Os desafios do século XXI dizem com redistribuição de renda e de propriedade, dizem com a sobrevivência física, considerando a deterioração do planeta por circunstâncias que seriam facilmente enfrentadas, se não fosse a forma de produção, circulação e distribuição de riqueza, ou seja, se não fosse o modelo capitalista de produção. A CLT não é, portanto, nosso verdadeiro desafio; na realidade, a CLT é bem mais contemporânea e eficaz do que se imagina. Se houvesse realmente uma preocupação em promover desenvolvimento econômico, a questão seria inversa; estaríamos preocupados em fazer valer as regras trabalhistas e em aumentar os salários, para fazer circular o dinheiro e, com isso, fomentar a economia interna.

Em alguma medida, diante da atual conjuntura, podemos afirmar que a Justiça do Trabalho e o Ministério Público do Trabalho estão ameaçados de extinção? Por quê?

Estão! Sem dúvida! E isso fica claro quando o novo governo adota, como uma de suas primeiras medidas, a extinção do Ministério do Trabalho, passando parte de suas atribuições ao Ministério da Justiça. O fato de a Justiça do Trabalho ser alvo, exatamente porque funciona e, em alguma medida, dá voz à classe trabalhadora e recompõe o dano causado pelo capital, de uma tentativa de extinção fica muito claro com a lei orçamentária de 2016, que ao contrário do que faz com outras instâncias do poder judiciário, suprime 90% dos gastos com investimento e 50% dos gastos já previstos para 2016. Essa lei, que foi considerada constitucional pelo Supremo Tribunal Federal – STF, aliada à emenda constitucional 95, que congelou gastos sociais por 20 anos, tem sem dúvida alguma o objetivo de tornar impraticável a justiça do trabalho.
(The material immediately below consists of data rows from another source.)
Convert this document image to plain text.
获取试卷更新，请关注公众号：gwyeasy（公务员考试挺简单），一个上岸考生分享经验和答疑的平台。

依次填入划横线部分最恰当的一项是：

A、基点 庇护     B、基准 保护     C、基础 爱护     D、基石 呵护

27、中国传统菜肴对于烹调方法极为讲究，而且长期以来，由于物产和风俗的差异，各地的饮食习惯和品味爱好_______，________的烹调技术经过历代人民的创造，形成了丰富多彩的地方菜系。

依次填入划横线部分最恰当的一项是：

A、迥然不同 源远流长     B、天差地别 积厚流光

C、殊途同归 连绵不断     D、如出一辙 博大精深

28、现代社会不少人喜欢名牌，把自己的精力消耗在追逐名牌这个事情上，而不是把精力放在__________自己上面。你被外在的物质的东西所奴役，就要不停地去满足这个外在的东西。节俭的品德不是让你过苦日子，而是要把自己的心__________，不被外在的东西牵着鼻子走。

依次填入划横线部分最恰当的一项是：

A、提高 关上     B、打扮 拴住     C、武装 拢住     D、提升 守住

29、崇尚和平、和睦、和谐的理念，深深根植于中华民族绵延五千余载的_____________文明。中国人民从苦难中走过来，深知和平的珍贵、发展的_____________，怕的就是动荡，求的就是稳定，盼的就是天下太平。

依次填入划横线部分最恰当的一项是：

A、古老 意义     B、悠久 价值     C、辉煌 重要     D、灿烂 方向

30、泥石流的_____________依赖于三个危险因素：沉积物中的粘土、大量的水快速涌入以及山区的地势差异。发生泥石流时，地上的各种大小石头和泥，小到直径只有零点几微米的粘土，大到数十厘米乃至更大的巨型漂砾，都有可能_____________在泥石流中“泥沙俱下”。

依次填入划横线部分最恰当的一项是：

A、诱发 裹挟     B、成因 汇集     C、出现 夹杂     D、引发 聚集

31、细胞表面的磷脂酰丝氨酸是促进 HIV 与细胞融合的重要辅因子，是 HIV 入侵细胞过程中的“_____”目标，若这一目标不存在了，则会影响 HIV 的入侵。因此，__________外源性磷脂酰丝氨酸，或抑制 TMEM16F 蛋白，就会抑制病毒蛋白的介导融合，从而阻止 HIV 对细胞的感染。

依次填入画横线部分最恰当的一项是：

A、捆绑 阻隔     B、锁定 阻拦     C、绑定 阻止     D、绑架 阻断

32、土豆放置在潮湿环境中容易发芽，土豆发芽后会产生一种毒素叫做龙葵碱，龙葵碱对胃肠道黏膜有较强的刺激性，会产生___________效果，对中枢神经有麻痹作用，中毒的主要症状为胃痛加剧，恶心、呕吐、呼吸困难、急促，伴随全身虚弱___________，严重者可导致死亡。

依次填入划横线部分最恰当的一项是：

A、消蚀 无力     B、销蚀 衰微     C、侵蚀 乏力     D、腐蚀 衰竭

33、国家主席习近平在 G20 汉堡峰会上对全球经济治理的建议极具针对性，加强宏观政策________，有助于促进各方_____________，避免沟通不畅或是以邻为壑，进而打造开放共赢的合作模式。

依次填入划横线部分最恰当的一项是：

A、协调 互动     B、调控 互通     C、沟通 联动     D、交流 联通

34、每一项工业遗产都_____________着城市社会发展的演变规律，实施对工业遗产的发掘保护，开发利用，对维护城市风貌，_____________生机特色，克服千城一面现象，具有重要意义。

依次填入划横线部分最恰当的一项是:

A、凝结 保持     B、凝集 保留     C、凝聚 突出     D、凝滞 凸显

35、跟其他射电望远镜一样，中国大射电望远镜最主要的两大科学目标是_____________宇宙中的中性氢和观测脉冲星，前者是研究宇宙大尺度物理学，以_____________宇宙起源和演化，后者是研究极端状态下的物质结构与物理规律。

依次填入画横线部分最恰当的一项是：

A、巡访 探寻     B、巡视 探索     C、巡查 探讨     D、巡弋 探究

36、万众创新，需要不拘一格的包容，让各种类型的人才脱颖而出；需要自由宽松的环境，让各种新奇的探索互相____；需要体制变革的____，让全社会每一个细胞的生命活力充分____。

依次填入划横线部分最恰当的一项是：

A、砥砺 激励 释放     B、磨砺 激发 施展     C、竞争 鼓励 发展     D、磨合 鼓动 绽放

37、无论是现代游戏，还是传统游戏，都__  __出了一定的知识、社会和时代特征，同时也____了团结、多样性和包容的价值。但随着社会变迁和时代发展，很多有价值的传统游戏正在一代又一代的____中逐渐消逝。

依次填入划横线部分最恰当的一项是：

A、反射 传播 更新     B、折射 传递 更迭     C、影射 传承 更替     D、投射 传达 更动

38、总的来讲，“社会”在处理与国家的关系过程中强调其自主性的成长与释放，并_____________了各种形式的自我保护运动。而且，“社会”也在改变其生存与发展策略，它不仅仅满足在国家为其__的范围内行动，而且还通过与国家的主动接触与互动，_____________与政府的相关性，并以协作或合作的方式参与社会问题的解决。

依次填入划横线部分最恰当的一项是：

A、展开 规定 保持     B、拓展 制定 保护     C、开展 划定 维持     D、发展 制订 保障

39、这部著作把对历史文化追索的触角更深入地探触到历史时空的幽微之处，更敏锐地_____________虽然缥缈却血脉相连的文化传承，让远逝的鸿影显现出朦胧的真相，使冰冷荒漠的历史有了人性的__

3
Está havendo a implementação do chamado E-Social. Que alterações nas rotinas e relações de trabalho – empregado e empregador – devem ocorrer?

O e-social é apenas um sistema que burocratiza ainda mais a relação entre capital e trabalho. Nada auxilia no cumprimento dos direitos trabalhistas. Não é negativo, mas sem dúvida não auxilia o cumprimento dos direitos trabalhistas porque burocratiza ainda mais os pagamentos.